A l’Ouest, Wisconsin a son destin en main. Une victoire contre Minnesota à Madison, et les Badgers iront fièrement poser leur défense de feu contre le champion de l’Est.

Nebraska va à Iowa. Une victoire des Huskers leur donne le titre si Wisconsin perd.

Si Iowa et Minnesota gagnent, clusterfuck.

On aurait trois équipes à égalité avec un record de 6-3.
Et Wisconsin serait champion, au titre du meilleur record en division (5-1 contre des records de 4-2 pour toutes les autres).

Games to watch ?
25/11 : Nebraska at Iowa
26/11 : Michigan at Ohio State (The Game) et Minnesota at Wisconsin.

Bowl Eligibles : Michigan, Ohio State, Penn State, Nebraska, Wisconsin, Minnesota, Iowa

Forecast : Michigan – Wisconsin en finale, et on sait maintenant qu’un upset est tout à fait possible…

Atlantic Coast Conférence

Clemson remporte l’Atlantic Division.

Dans la Coastal, heureusement qu’il reste un match à jouer pour chacune des équipes en tête, dans cette division où personne ne semble vouloir le titre…

Si Virginia Tech gagne à la maison contre Virginia (forte probabilité), les Hokies sont champions.

S’ils perdent et que North Carolina bat NC State, ce seront les Tar Heels qui retourneront au championnat.

Games to watch ?
Euh… On se contentera de la finale de conférence, d’ici là…

Bowl Eligibles : Clemson, Louisville, North Carolina, Virginia Tech, Wake Forest, Florida State, Miami, Pittsburgh, Georgia Tech.

Forecast : Clemson – Virginia Tech. Tigers champions, et au playoff.

Big XII

La course à élimination continue, avec les Sooners qui broient tout sur leur passage.

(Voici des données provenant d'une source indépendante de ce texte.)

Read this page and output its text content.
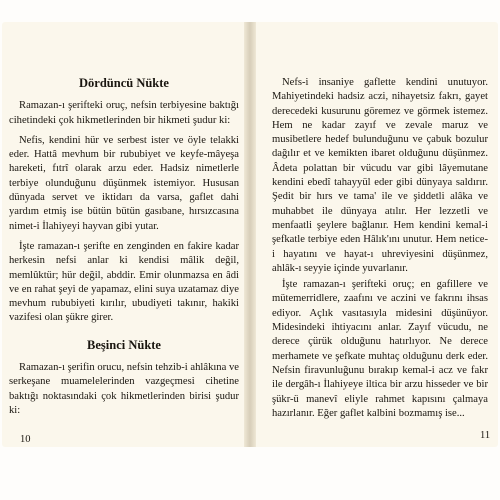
Dördüncü Nükte

Ramazan-ı şerifteki oruç, nefsin terbiyesine baktığı cihetindeki çok hikmetlerinden bir hikmeti şudur ki:

Nefis, kendini hür ve serbest ister ve öyle telakki eder. Hattâ mevhum bir rububiyet ve keyfe-mâyeşa hareketi, fıtrî olarak arzu eder. Hadsiz nimetlerle terbiye olunduğunu düşünmek istemiyor. Hususan dünyada servet ve iktidarı da varsa, gaflet dahi yardım etmiş ise bütün bütün gasıbane, hırsızcasına nimet-i İlahiyeyi hayvan gibi yutar.

İşte ramazan-ı şerifte en zenginden en fakire kadar herkesin nefsi anlar ki kendisi mâlik değil, memlûktür; hür değil, abddir. Emir olunmazsa en âdi ve en rahat şeyi de yapamaz, elini suya uzatamaz diye mevhum rububiyeti kırılır, ubudiyeti takınır, hakiki vazifesi olan şükre girer.

Beşinci Nükte

Ramazan-ı şerifin orucu, nefsin tehzib-i ahlâkına ve serkeşane muamelelerinden vazgeçmesi cihetine baktığı noktasındaki çok hikmetlerinden birisi şudur ki:

10

Nefs-i insaniye gaflette kendini unutuyor. Mahiyetindeki hadsiz aczi, nihayetsiz fakrı, gayet derecedeki kusurunu göremez ve görmek istemez. Hem ne kadar zayıf ve zevale maruz ve musibetlere hedef bulunduğunu ve çabuk bozulur dağılır et ve kemikten ibaret olduğunu düşünmez. Âdeta polattan bir vücudu var gibi lâyemutane kendini ebedî tahayyül eder gibi dünyaya saldırır. Şedit bir hırs ve tama' ile ve şiddetli alâka ve muhabbet ile dünyaya atılır. Her lezzetli ve menfaatli şeylere bağlanır. Hem kendini kemal-i şefkatle terbiye eden Hâlık'ını unutur. Hem netice-i hayatını ve hayat-ı uhreviyesini düşünmez, ahlâk-ı seyyie içinde yuvarlanır.

İşte ramazan-ı şerifteki oruç; en gafillere ve mütemerridlere, zaafını ve aczini ve fakrını ihsas ediyor. Açlık vasıtasıyla midesini düşünüyor. Midesindeki ihtiyacını anlar. Zayıf vücudu, ne derece çürük olduğunu hatırlıyor. Ne derece merhamete ve şefkate muhtaç olduğunu derk eder. Nefsin firavunluğunu bırakıp kemal-i acz ve fakr ile dergâh-ı İlahiyeye iltica bir arzu hisseder ve bir şükr-ü manevî eliyle rahmet kapısını çalmaya hazırlanır. Eğer gaflet kalbini bozmamış ise...

11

Après Baylor, c’est maintenant West Virginia qui est hors course après sa défaite à la maison contre Oklahoma…

Seule Oklahoma State peut encore empêcher ses rivaux de remporter un nouveau titre. Il faudra pour cela aller gagner chez les Sooners. Après une semaine de repos pour les deux équipes.

Games to watch ?
3/12 : Oklahoma State at Oklahoma (Bedlam)

Bowl Eligibles : Oklahoma, Oklahoma State, Baylor, West Virginia, Kansas State.

Forecast : Oklahoma. Tout court.

Pac 12

Bon, bon, bon…

Beaucoup de mouvement potentiel dans la Pac12 South.

USC a terminé sa saison en disposant de UCLA. Les Trojans de Darnold sont à 7-2.

Colorado est toujours en tête à 7-1, et va croiser la route de Utah qui a perdu toutes ses chances en s’inclinant à la maison contre Oregon. Une victoire des Buffaloes, et McIntyre et ses boys disputeront la finale de conférence. Ce ne sera pas une finale de division, mais les Utes peuvent briser l’une des feel-good stories de cette saison.

Au Nord, c’étaient les corons… (oui, je sais, je la fais tous les ans, mais j’aime me souvenir de Pierre Bachelet…). Ou plutôt, c’est une finale de division que nous aurons vendredi prochain entre Wazzu et U-Dub. Winner takes all…

Games to watch ?
25/11 : Washington at Wazzu (Apple Cup)
26/11 : Utah at Colorado

Bowl Eligibles : Washington, Washington State, Colorado, Utah, Stanford, USC.
Arizona State et toutes ses bombasses doivent battre Arizona pour être éligibles.

Forecast : Washington – Colorado. Huskies win, and go to the Playoff.

American Athletic Conférence

Dans la division Est, Temple et South Florida iront donc jusqu’à la dernière journée pour qu’on connaisse l’identité du champion de division.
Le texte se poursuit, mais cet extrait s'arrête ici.